By: Henrietta Afful
16,000 Ghanaians are said to have severe mental health issues. Of the number, only 2% receive the needed care due to inadequate health professionals in Ghana.
According to the World Health Organisation (WHO) standards, the country needs 3,000 mental health professionals, but Ghana has less than 60 Psychiatrists.
In an interview on GTV’s Breakfast Show on how to find solutions to this challenge, a former Chairman of the Mental Health Board, Prof. J. B. Asare said efforts have been made to solve mental health issues which have yielded some gains. However, a lot more is needed.
He said for a long-time, mental health was relegated to the background. Textbooks for mental health were not much and it did not get support from policy makers.
“For a long time, mental health was relegated to the background. We didn’t have much input as far as policy makers were concerned. So mental health didn’t get the kind of support that it needed” Prof. Asare disclosed.
In the early days when the country did not have any Psychiatrist and enough medication, Ghanaians thought mental patients were a nuisance so they were kept in Asylums where they were not allowed to go out.
This situation continued until the 50s where Ghana had its first Psychiatrist and then later some doctors and nurses were sent to the United Kingdom to be trained.
Prof Asare said the first Ghanaian Psychiatrist converted the Asylums to Hospitals for other professionals to come in and lay the foundation for Mental Health in Ghana.
Asked whether Ghana had made some inroads in mental health care, Prof. Asare said Ghana has made some gains, but with the increasing population, causes of mental disorders apart from genetic factors and drug abuse, the number of people with mental issues will continue to grow.
He called for more stakeholder engagements aimed at improving the mental health sector.
For her part, the Deputy Director of Mental Health of the Ghana Health Service, Dr Ama Boadu, said mental health has been neglected for so many reasons and one of them is the stigma that patients and mental health professionals suffer.

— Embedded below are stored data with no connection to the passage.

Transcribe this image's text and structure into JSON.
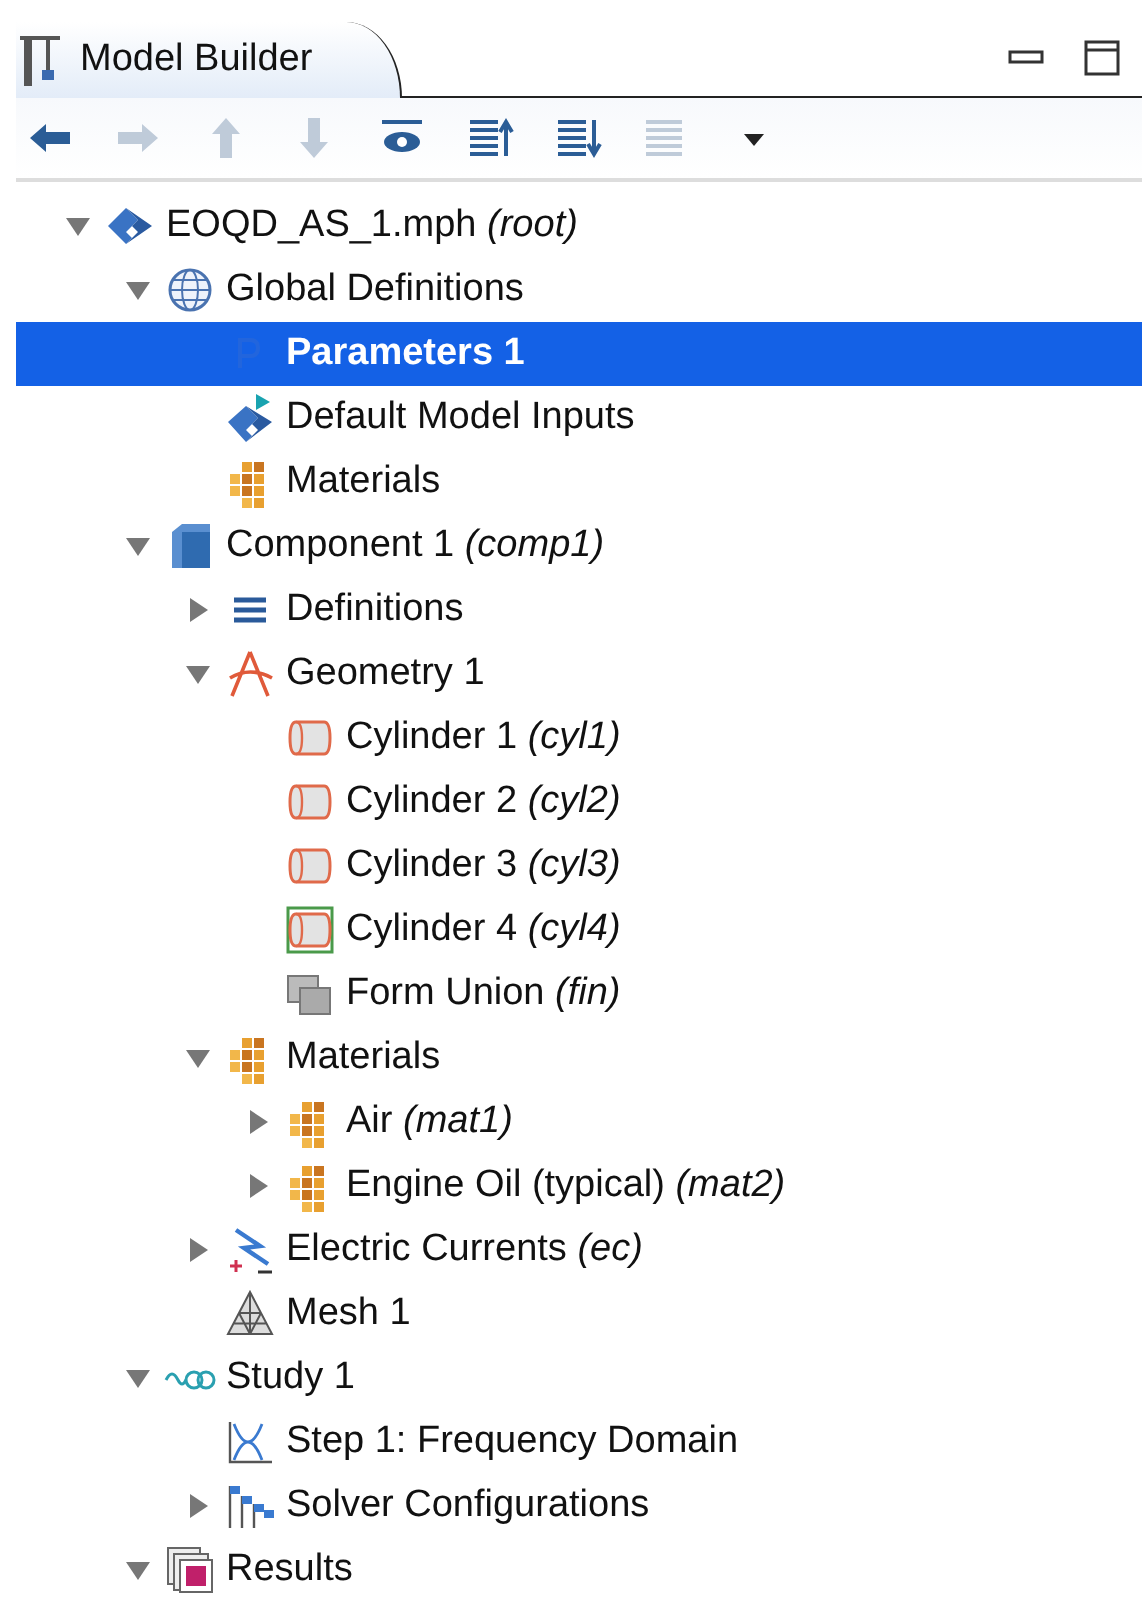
{
  "tab": {
    "title": "Model Builder"
  },
  "toolbar": [
    {
      "kind": "back",
      "disabled": false
    },
    {
      "kind": "forward",
      "disabled": true
    },
    {
      "kind": "up",
      "disabled": true
    },
    {
      "kind": "down",
      "disabled": true
    },
    {
      "kind": "show",
      "disabled": false
    },
    {
      "kind": "collapse",
      "disabled": false
    },
    {
      "kind": "expand",
      "disabled": false
    },
    {
      "kind": "list",
      "disabled": true
    },
    {
      "kind": "dropdown",
      "disabled": false
    }
  ],
  "tree": {
    "items": [
      {
        "label": "EOQD_AS_1.mph *(root)*",
        "kind": "model",
        "expanded": true,
        "selected": false,
        "children": [
          {
            "label": "Global Definitions",
            "kind": "globe",
            "expanded": true,
            "selected": false,
            "children": [
              {
                "label": "Parameters 1",
                "kind": "parameters",
                "selected": true
              },
              {
                "label": "Default Model Inputs",
                "kind": "inputs",
                "selected": false
              },
              {
                "label": "Materials",
                "kind": "materials",
                "selected": false
              }
            ]
          },
          {
            "label": "Component 1 *(comp1)*",
            "kind": "component",
            "expanded": true,
            "selected": false,
            "children": [
              {
                "label": "Definitions",
                "kind": "definitions",
                "expanded": false,
                "selected": false
              },
              {
                "label": "Geometry 1",
                "kind": "geometry",
                "expanded": true,
                "selected": false,
                "children": [
                  {
                    "label": "Cylinder 1 *(cyl1)*",
                    "kind": "cylinder",
                    "selected": false
                  },
                  {
                    "label": "Cylinder 2 *(cyl2)*",
                    "kind": "cylinder",
                    "selected": false
                  },
                  {
                    "label": "Cylinder 3 *(cyl3)*",
                    "kind": "cylinder",
                    "selected": false
                  },
                  {
                    "label": "Cylinder 4 *(cyl4)*",
                    "kind": "cylinder-framed",
                    "selected": false
                  },
                  {
                    "label": "Form Union *(fin)*",
                    "kind": "union",
                    "selected": false
                  }
                ]
              },
              {
                "label": "Materials",
                "kind": "materials",
                "expanded": true,
                "selected": false,
                "children": [
                  {
                    "label": "Air *(mat1)*",
                    "kind": "materials",
                    "expanded": false,
                    "selected": false
                  },
                  {
                    "label": "Engine Oil (typical) *(mat2)*",
                    "kind": "materials",
                    "expanded": false,
                    "selected": false
                  }
                ]
              },
              {
                "label": "Electric Currents *(ec)*",
                "kind": "physics",
                "expanded": false,
                "selected": false
              },
              {
                "label": "Mesh 1",
                "kind": "mesh",
                "selected": false
              }
            ]
          },
          {
            "label": "Study 1",
            "kind": "study",
            "expanded": true,
            "selected": false,
            "children": [
              {
                "label": "Step 1: Frequency Domain",
                "kind": "step",
                "selected": false
              },
              {
                "label": "Solver Configurations",
                "kind": "solver",
                "expanded": false,
                "selected": false
              }
            ]
          },
          {
            "label": "Results",
            "kind": "results",
            "expanded": true,
            "selected": false
          }
        ]
      }
    ]
  }
}
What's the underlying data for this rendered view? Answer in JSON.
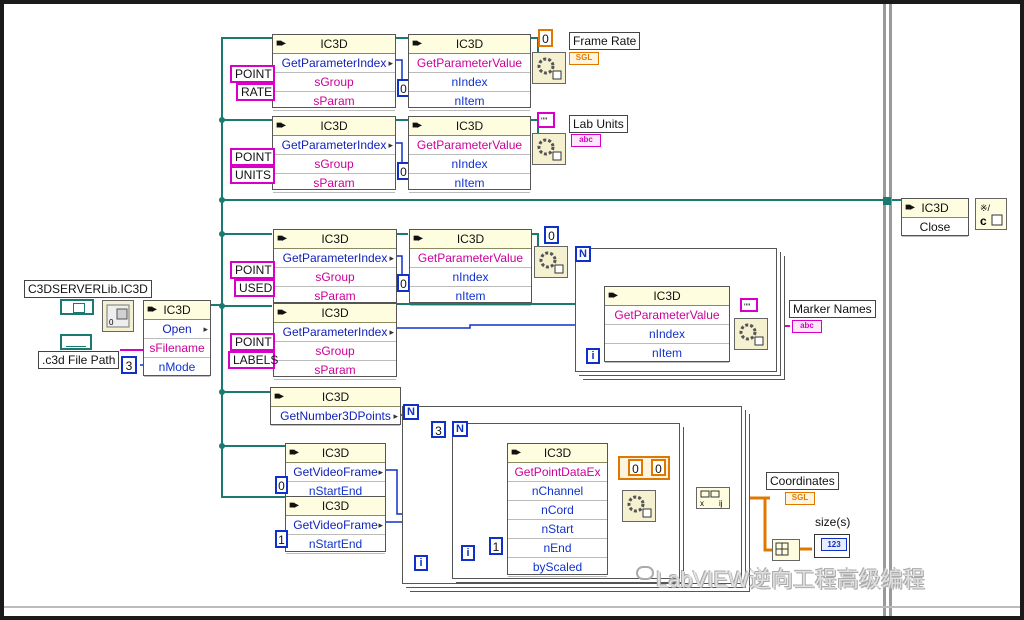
{
  "diagram": {
    "lib_label": "C3DSERVERLib.IC3D",
    "file_path_label": ".c3d File Path",
    "open_node": {
      "class": "IC3D",
      "method": "Open",
      "params": [
        "sFilename",
        "nMode"
      ]
    },
    "nmode_const": "3",
    "frame_rate": {
      "index_node": {
        "class": "IC3D",
        "method": "GetParameterIndex",
        "params": [
          "sGroup",
          "sParam"
        ]
      },
      "value_node": {
        "class": "IC3D",
        "method": "GetParameterValue",
        "params": [
          "nIndex",
          "nItem"
        ]
      },
      "group_const": "POINT",
      "param_const": "RATE",
      "item_const": "0",
      "type_const": "0",
      "indicator_label": "Frame Rate",
      "indicator_type": "SGL"
    },
    "lab_units": {
      "index_node": {
        "class": "IC3D",
        "method": "GetParameterIndex",
        "params": [
          "sGroup",
          "sParam"
        ]
      },
      "value_node": {
        "class": "IC3D",
        "method": "GetParameterValue",
        "params": [
          "nIndex",
          "nItem"
        ]
      },
      "group_const": "POINT",
      "param_const": "UNITS",
      "item_const": "0",
      "type_const": "\"\"",
      "indicator_label": "Lab Units",
      "indicator_type": "abc"
    },
    "used": {
      "index_node": {
        "class": "IC3D",
        "method": "GetParameterIndex",
        "params": [
          "sGroup",
          "sParam"
        ]
      },
      "value_node": {
        "class": "IC3D",
        "method": "GetParameterValue",
        "params": [
          "nIndex",
          "nItem"
        ]
      },
      "group_const": "POINT",
      "param_const": "USED",
      "item_const": "0",
      "type_const": "0"
    },
    "labels": {
      "index_node": {
        "class": "IC3D",
        "method": "GetParameterIndex",
        "params": [
          "sGroup",
          "sParam"
        ]
      },
      "loop_value_node": {
        "class": "IC3D",
        "method": "GetParameterValue",
        "params": [
          "nIndex",
          "nItem"
        ]
      },
      "group_const": "POINT",
      "param_const": "LABELS",
      "type_const": "\"\"",
      "indicator_label": "Marker Names",
      "indicator_type": "abc",
      "loop_n": "N",
      "loop_i": "i"
    },
    "close_node": {
      "class": "IC3D",
      "method": "Close"
    },
    "points_node": {
      "class": "IC3D",
      "method": "GetNumber3DPoints"
    },
    "video_start_node": {
      "class": "IC3D",
      "method": "GetVideoFrame",
      "param": "nStartEnd",
      "const": "0"
    },
    "video_end_node": {
      "class": "IC3D",
      "method": "GetVideoFrame",
      "param": "nStartEnd",
      "const": "1"
    },
    "point_data_node": {
      "class": "IC3D",
      "method": "GetPointDataEx",
      "params": [
        "nChannel",
        "nCord",
        "nStart",
        "nEnd",
        "byScaled"
      ]
    },
    "outer_loop_n": "N",
    "inner_loop_count": "3",
    "inner_loop_n": "N",
    "outer_loop_i": "i",
    "inner_loop_i": "i",
    "scaled_const": "1",
    "type_cluster": [
      "0",
      "0"
    ],
    "coordinates_label": "Coordinates",
    "coordinates_type": "SGL",
    "size_label": "size(s)",
    "size_type": "123",
    "watermark": "LabVIEW逆向工程高级编程",
    "colors": {
      "numeric_wire": "#1030c8",
      "string_wire": "#d800c8",
      "refnum_wire": "#1a7a70",
      "float_wire": "#e07800"
    }
  }
}
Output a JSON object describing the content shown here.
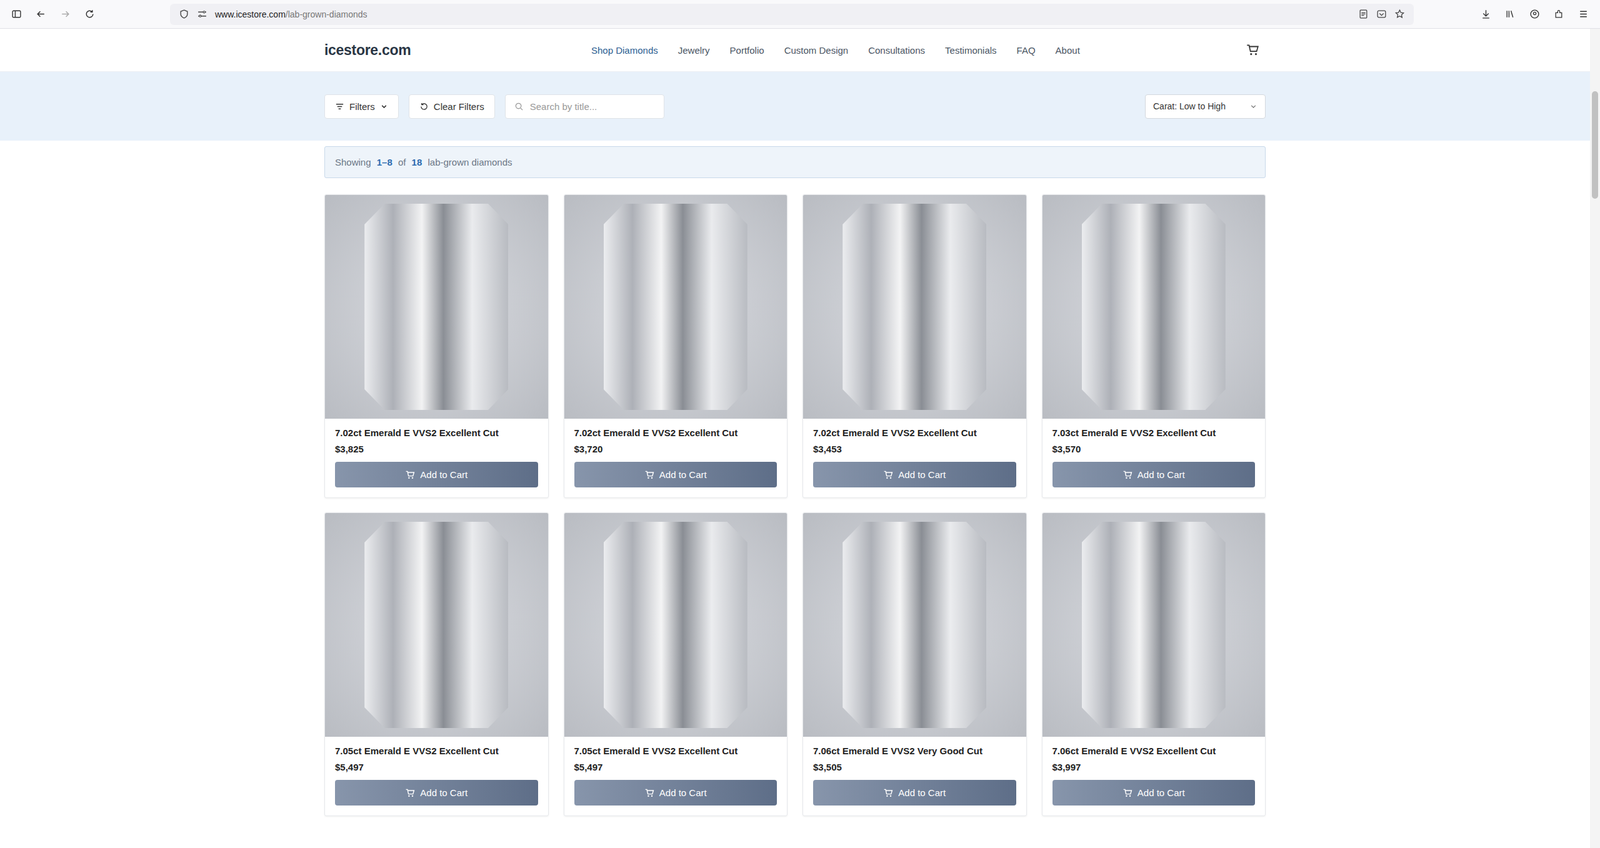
{
  "browser": {
    "url_host": "www.icestore.com",
    "url_path": "/lab-grown-diamonds"
  },
  "site": {
    "logo": "icestore.com",
    "nav": [
      {
        "label": "Shop Diamonds",
        "selected": true
      },
      {
        "label": "Jewelry",
        "selected": false
      },
      {
        "label": "Portfolio",
        "selected": false
      },
      {
        "label": "Custom Design",
        "selected": false
      },
      {
        "label": "Consultations",
        "selected": false
      },
      {
        "label": "Testimonials",
        "selected": false
      },
      {
        "label": "FAQ",
        "selected": false
      },
      {
        "label": "About",
        "selected": false
      }
    ]
  },
  "toolbar": {
    "filters": "Filters",
    "clear": "Clear Filters",
    "search_placeholder": "Search by title...",
    "sort": "Carat: Low to High"
  },
  "summary": {
    "prefix": "Showing",
    "range": "1–8",
    "of": "of",
    "total": "18",
    "suffix": "lab-grown diamonds"
  },
  "products": [
    {
      "title": "7.02ct Emerald E VVS2 Excellent Cut",
      "price": "$3,825",
      "button": "Add to Cart"
    },
    {
      "title": "7.02ct Emerald E VVS2 Excellent Cut",
      "price": "$3,720",
      "button": "Add to Cart"
    },
    {
      "title": "7.02ct Emerald E VVS2 Excellent Cut",
      "price": "$3,453",
      "button": "Add to Cart"
    },
    {
      "title": "7.03ct Emerald E VVS2 Excellent Cut",
      "price": "$3,570",
      "button": "Add to Cart"
    },
    {
      "title": "7.05ct Emerald E VVS2 Excellent Cut",
      "price": "$5,497",
      "button": "Add to Cart"
    },
    {
      "title": "7.05ct Emerald E VVS2 Excellent Cut",
      "price": "$5,497",
      "button": "Add to Cart"
    },
    {
      "title": "7.06ct Emerald E VVS2 Very Good Cut",
      "price": "$3,505",
      "button": "Add to Cart"
    },
    {
      "title": "7.06ct Emerald E VVS2 Excellent Cut",
      "price": "$3,997",
      "button": "Add to Cart"
    }
  ]
}
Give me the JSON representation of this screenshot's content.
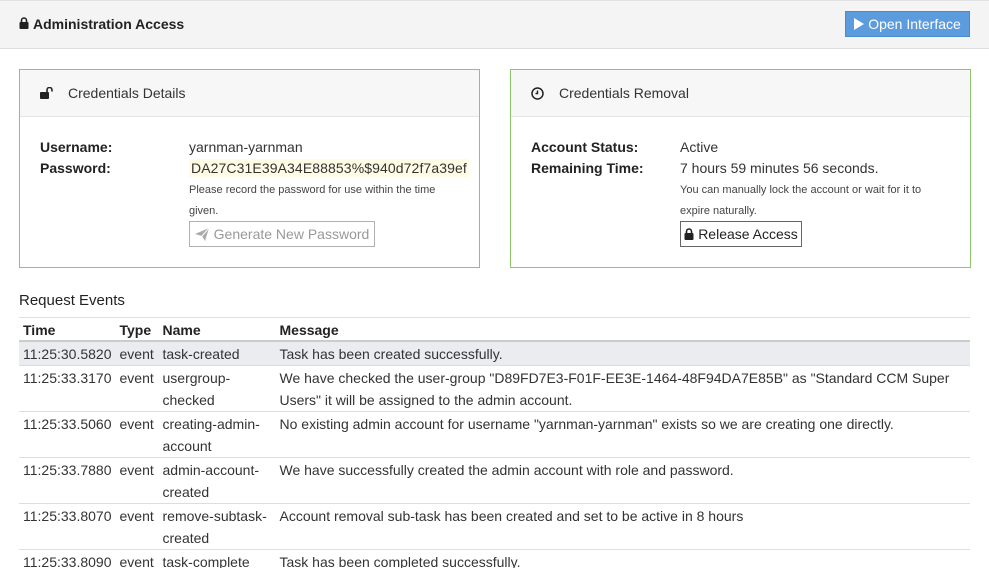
{
  "header": {
    "title": "Administration Access",
    "title_icon": "lock-icon",
    "open_button_label": "Open Interface",
    "open_button_icon": "play-icon"
  },
  "credentials_panel": {
    "title": "Credentials Details",
    "icon": "unlock-icon",
    "username_label": "Username:",
    "username_value": "yarnman-yarnman",
    "password_label": "Password:",
    "password_value": "DA27C31E39A34E88853%$940d72f7a39ef",
    "note": "Please record the password for use within the time given.",
    "generate_button_label": "Generate New Password",
    "generate_button_icon": "paper-plane-icon"
  },
  "removal_panel": {
    "title": "Credentials Removal",
    "icon": "clock-icon",
    "status_label": "Account Status:",
    "status_value": "Active",
    "remaining_label": "Remaining Time:",
    "remaining_value": "7 hours 59 minutes 56 seconds.",
    "note": "You can manually lock the account or wait for it to expire naturally.",
    "release_button_label": "Release Access",
    "release_button_icon": "lock-icon"
  },
  "events": {
    "title": "Request Events",
    "columns": [
      "Time",
      "Type",
      "Name",
      "Message"
    ],
    "rows": [
      {
        "time": "11:25:30.5820",
        "type": "event",
        "name": "task-created",
        "message": "Task has been created successfully."
      },
      {
        "time": "11:25:33.3170",
        "type": "event",
        "name": "usergroup-checked",
        "message": "We have checked the user-group \"D89FD7E3-F01F-EE3E-1464-48F94DA7E85B\" as \"Standard CCM Super Users\" it will be assigned to the admin account."
      },
      {
        "time": "11:25:33.5060",
        "type": "event",
        "name": "creating-admin-account",
        "message": "No existing admin account for username \"yarnman-yarnman\" exists so we are creating one directly."
      },
      {
        "time": "11:25:33.7880",
        "type": "event",
        "name": "admin-account-created",
        "message": "We have successfully created the admin account with role and password."
      },
      {
        "time": "11:25:33.8070",
        "type": "event",
        "name": "remove-subtask-created",
        "message": "Account removal sub-task has been created and set to be active in 8 hours"
      },
      {
        "time": "11:25:33.8090",
        "type": "event",
        "name": "task-complete",
        "message": "Task has been completed successfully."
      }
    ]
  },
  "colors": {
    "panel_border": "#8dc56a",
    "primary_button": "#5d9cdc",
    "password_highlight": "#fffbe5"
  }
}
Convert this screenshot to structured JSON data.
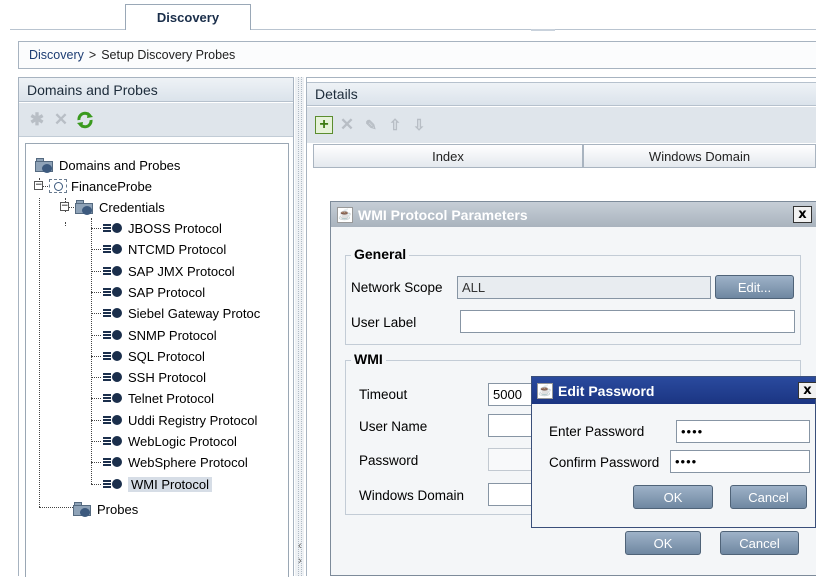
{
  "tabs": {
    "discovery": "Discovery"
  },
  "breadcrumb": {
    "root": "Discovery",
    "separator": ">",
    "current": "Setup Discovery Probes"
  },
  "left_panel": {
    "title": "Domains and Probes",
    "toolbar": [
      "delete-disabled",
      "remove",
      "refresh"
    ],
    "tree": {
      "root": "Domains and Probes",
      "probe": "FinanceProbe",
      "credentials": "Credentials",
      "protocols": [
        "JBOSS Protocol",
        "NTCMD Protocol",
        "SAP JMX Protocol",
        "SAP Protocol",
        "Siebel Gateway Protoc",
        "SNMP Protocol",
        "SQL Protocol",
        "SSH Protocol",
        "Telnet Protocol",
        "Uddi Registry Protocol",
        "WebLogic Protocol",
        "WebSphere Protocol",
        "WMI Protocol"
      ],
      "selected": "WMI Protocol",
      "probes": "Probes"
    }
  },
  "right_panel": {
    "title": "Details",
    "columns": [
      "Index",
      "Windows Domain"
    ]
  },
  "wmi_dialog": {
    "title": "WMI Protocol Parameters",
    "general_title": "General",
    "network_scope_label": "Network Scope",
    "network_scope_value": "ALL",
    "edit_button": "Edit...",
    "user_label_label": "User Label",
    "user_label_value": "",
    "wmi_title": "WMI",
    "timeout_label": "Timeout",
    "timeout_value": "5000",
    "user_name_label": "User Name",
    "password_label": "Password",
    "windows_domain_label": "Windows Domain",
    "ok_button": "OK",
    "cancel_button": "Cancel",
    "close_glyph": "x"
  },
  "password_dialog": {
    "title": "Edit Password",
    "enter_label": "Enter Password",
    "enter_value": "••••",
    "confirm_label": "Confirm Password",
    "confirm_value": "••••",
    "ok_button": "OK",
    "cancel_button": "Cancel",
    "close_glyph": "x"
  }
}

”Society discourages doctors from specializing in mental health. They do not appreciate the fact that mental health is like any other medical condition that people suffer from”, she said.
Dr. Boadu said the Ghana Health Service for sometime now has been whipping up people’s interest in mental health and currently the country has 51 professionals, adding that there are quite a number of young doctors training to become mental health professionals.
The training has also changed and that is why most young doctors have developed interest in mental health. Hitherto only a few weeks were spent in mental health rotation but it has been extended.
Dr Boadu said although some gains have been achieved, there is a need for more advocacy. She said mental health is not as attractive as other specialties adding that though the conditions at the Accra Psychiatric Hospital are better now, and cannot be compared to other health facilities.
Dr. Boadu said there is a need for the country to prioritize mental health and make it attractive.
”One question that people, especially policy makers need to answer is why they prefer private mental health facilities to the public ones. The country needs to take mental health seriously because nobody is immune to it”.